Колин и Горноцветов

Нам всегда и везде хочется простоты, доступности и понятности, хочется все разложить по уже имеющимся в сознании полочкам, но в жизни все "нежнее" и иначе. Например, Владимир Набоков и Иосиф Бродский - казалось бы два таких тонких литератора и свободолюбивых человека, а с позиции современного мультикультурного общества могут быть обвинены в расизме и гомофонии. Судите сами. Первый, управив все семестровые дела в университете и заселившись в гостиницу в славном городе Константинополе, попросил как у Пастернака, бумаги и письменных принадлежностей, и, с характерным звуком очинив карандаш, начал писать эссе "Путешествие в Стамбул", в котором назвал турков азиатской ордой, "сидящей на развалинах древнего, великого православного царства", то есть Византии.
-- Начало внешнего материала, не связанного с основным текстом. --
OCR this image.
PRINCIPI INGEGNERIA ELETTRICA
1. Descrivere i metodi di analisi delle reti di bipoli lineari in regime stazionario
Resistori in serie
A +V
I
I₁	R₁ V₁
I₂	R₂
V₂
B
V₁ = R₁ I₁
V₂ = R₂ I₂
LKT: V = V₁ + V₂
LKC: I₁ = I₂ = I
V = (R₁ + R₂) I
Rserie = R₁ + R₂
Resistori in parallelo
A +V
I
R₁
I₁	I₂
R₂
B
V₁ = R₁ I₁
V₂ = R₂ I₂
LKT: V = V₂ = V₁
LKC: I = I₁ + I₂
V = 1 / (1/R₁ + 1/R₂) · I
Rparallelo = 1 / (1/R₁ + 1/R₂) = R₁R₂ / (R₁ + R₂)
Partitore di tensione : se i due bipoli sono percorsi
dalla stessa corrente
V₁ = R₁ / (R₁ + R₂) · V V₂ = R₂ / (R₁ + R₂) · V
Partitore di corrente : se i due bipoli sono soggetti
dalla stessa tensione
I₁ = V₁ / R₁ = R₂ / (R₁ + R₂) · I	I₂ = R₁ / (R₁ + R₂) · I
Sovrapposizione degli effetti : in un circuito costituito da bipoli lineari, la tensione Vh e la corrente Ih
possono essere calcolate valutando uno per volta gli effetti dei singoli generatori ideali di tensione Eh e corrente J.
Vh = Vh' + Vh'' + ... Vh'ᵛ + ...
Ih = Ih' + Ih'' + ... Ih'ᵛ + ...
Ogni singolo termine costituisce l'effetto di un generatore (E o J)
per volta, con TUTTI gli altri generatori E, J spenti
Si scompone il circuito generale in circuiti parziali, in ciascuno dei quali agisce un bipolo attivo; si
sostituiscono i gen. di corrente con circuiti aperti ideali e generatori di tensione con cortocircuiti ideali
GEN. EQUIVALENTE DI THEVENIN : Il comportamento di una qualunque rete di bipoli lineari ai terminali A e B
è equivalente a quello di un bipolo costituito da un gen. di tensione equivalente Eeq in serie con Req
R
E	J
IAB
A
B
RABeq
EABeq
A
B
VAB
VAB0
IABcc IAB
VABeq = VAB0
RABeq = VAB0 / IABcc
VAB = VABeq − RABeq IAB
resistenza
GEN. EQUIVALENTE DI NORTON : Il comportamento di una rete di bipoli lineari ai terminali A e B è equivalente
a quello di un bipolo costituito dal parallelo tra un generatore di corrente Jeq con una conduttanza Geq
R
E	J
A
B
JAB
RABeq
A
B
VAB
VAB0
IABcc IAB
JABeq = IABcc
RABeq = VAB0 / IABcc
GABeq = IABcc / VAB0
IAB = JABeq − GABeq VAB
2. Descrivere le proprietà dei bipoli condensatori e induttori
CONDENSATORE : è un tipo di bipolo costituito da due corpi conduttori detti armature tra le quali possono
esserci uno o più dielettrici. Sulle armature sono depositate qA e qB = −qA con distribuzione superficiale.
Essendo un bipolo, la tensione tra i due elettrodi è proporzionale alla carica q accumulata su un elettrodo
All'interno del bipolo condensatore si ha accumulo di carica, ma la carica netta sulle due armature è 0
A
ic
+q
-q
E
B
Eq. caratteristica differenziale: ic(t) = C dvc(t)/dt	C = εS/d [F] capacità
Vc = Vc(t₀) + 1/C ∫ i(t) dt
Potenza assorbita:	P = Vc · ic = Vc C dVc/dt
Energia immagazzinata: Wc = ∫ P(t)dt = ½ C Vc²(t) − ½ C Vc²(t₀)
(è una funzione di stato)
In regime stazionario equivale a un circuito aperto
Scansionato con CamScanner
Еще раньше схожие мотивы проявлялись и в "Ночном полете", и в "Памяти Т.Б.". Даже любимые потомки (если их можно так назвать) римлян названы "черноголовыми" в стихах "Декабрь во Флоренции". В эссе "О Сереже Довлатове" возникают уже "два пуэрториканских придурка в качестве санитаров".

Теперь второй. Набоков в немецкий период написал на русском языке свой первый и не очень большой (всего то 95 удивительных для 27-летнего автора страниц, начинающихся как классическая русская проза и превращающаяся на глазах чуть ли не в постмодерн) роман (скорее даже повестушечку) "Машенька" (1926 г.) - это уже не стружки со стола, а полноценное компактное произведение (в отличии от водянистых стихов Сирина и всего Серебряного века в прозе все уже плотно и убористо), сделанное и выделанное не ходульно и не на холостых оборотах и по силе художественной выразительности сопоставимое с другими немецкими шедеврами Набокова "Дар" (ах, этот рассекающий город желто-бордовый поезд метро) и "Защита Лужина". С него, на мой взгляд, и следует начинать знакомство с творчеством классика. Написан в Берлине и описывает русскую эмигрантскую среду первой волны. Именно в этом романе встречается невероятный по тонкости фрагмент, насыщенный как и всегда у Набокова потрясающими нюансами: "Они так много целовались в эти первые дни их любви, что у Машеньки распухали губы, и на шее, такой всегда горячей под узлом косы, появлялись нежные подтеки". И рядом рукой того же художника гениально, но оттого еще более брезгливо и беспощадно выведены образы русских танцовщиков-гомосексуалов Колина и Горноцветова, и по сей день составляющие лоскут культурной карты пестротой немецкой столицы. Особенно выразительны и отвратительны отливающий - да простят мне эти три "о" - рыжиной только что срезанный (ах, как точно и сочно выбрано слово!) будто шляпка ядовитого гриба во время бритья прыщ на границе с выбеленной пудрой кожей лица Горноцветова, запах балетного пота (он настолько густ, что буквально слетает со страниц) и плавающий в мыльной воде пучок выдернутых из гребешка (какая модерновая деталь!) волос в части IX. Так что в этой жизни есть место совмещению несовместимого.